Irán ya superó diez veces el límite de almacenamiento de uranio enriquecido fijado en el acuerdo nuclear de 2015, informó este viernes el Organismo Internacional de la Energía Atómica (OIEA). Teherán tiene unas reservas de 2.105,4 kilos, mientras que el pacto que firmó con las grandes potencias hace cinco años solo le permitía almacenar 300 kilos de uranio enriquecido en un determinado formato, equivalente a 202,8 kilos del material, detalló el OIEA en un informe.

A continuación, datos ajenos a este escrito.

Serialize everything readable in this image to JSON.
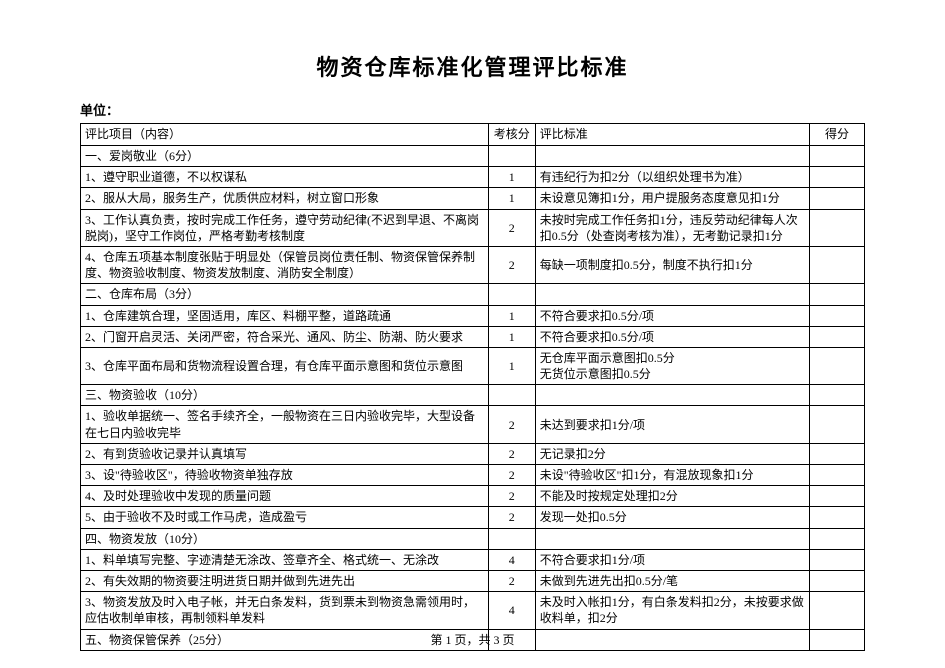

La organización de la ONU anunció igualmente que sus inspectores visitaron uno de los dos sitios del programa nuclear de Teherán que tenía pendientes, como reclamaba desde hacía meses. Los técnicos que visitaron el sitio pudieron recoger muestras, que serán analizadas, explicó el OIEA.
El acceso a estos dos lugares es clave para esclarecer el origen de un material fisible no declarado por parte de Irán. El OIEA recibió en su momento información de varios países sobre la existencia de esos materiales y actividades no declaradas.

La organización “efectuará una visita al segundo sitio especificado más tarde, en una fecha ya convenida con Irán”, añadió. Irán accedió a esas visitas tras un viaje del director general del OIEA, el argentino Rafael Mariano Grossi, a Teherán la semana pasada. El régimen iraní se había negado a principios de año a dar acceso a esos dos sitios, lo que a su vez provocó que el OIEA exigiera de forma urgente el acceso en junio.
Ante la falta de acceso y progreso, Grossi había expresado su “seria preocupación” y la Junta de Gobernadores del OIEA aprobó una resolución exigiendo más cooperación de Irán. Pero el viaje del director para reunirse con la cúpula política y nuclear de la República Islámica destrabó el conflicto.

Esta disputa sobre acceso de los inspectores internacionales en Irán se produce en el marco del acuerdo de salvaguardas (controles) nucleares entre el OIEA e Irán, y no está directamente relacionada con el llamado plan de acción integral conjunto (JCPAO), de 2015. Según sus disposiciones, el país asiático no debería tener más de 300 kilos de uranio enriquecido, lo que equivale a unos 450 kilos de UF6. De ese material acumulado, unos 215 kilos tienen una pureza por debajo del nivel pactado del 3,67%, mientras que el resto supera ese límite y alcanza el 4,5%, siempre lejos de una posible aplicación militar que comienza a partir del 80 por ciento.
Irán empezó el año pasado a producir uranio de mayor pureza, violando el JCPAO, en respuesta a la salida de Estados Unidos del acuerdo en 2018 y en un intento de presionar a los países europeos del pacto para que le garanticen los beneficios económicos del acuerdo. Ese documento, firmado en 2015 en Viena, prevé ciertas limitaciones del programa nuclear de Irán para que la República Islámica no pueda hacerse con una bomba nuclear a corto plazo. A cambio, se levantaron las sanciones internacionales contra Irán, aunque Estados Unidos volvió a instaurar sus medidas punitivas en 2018, incluyendo un embargo petrolero.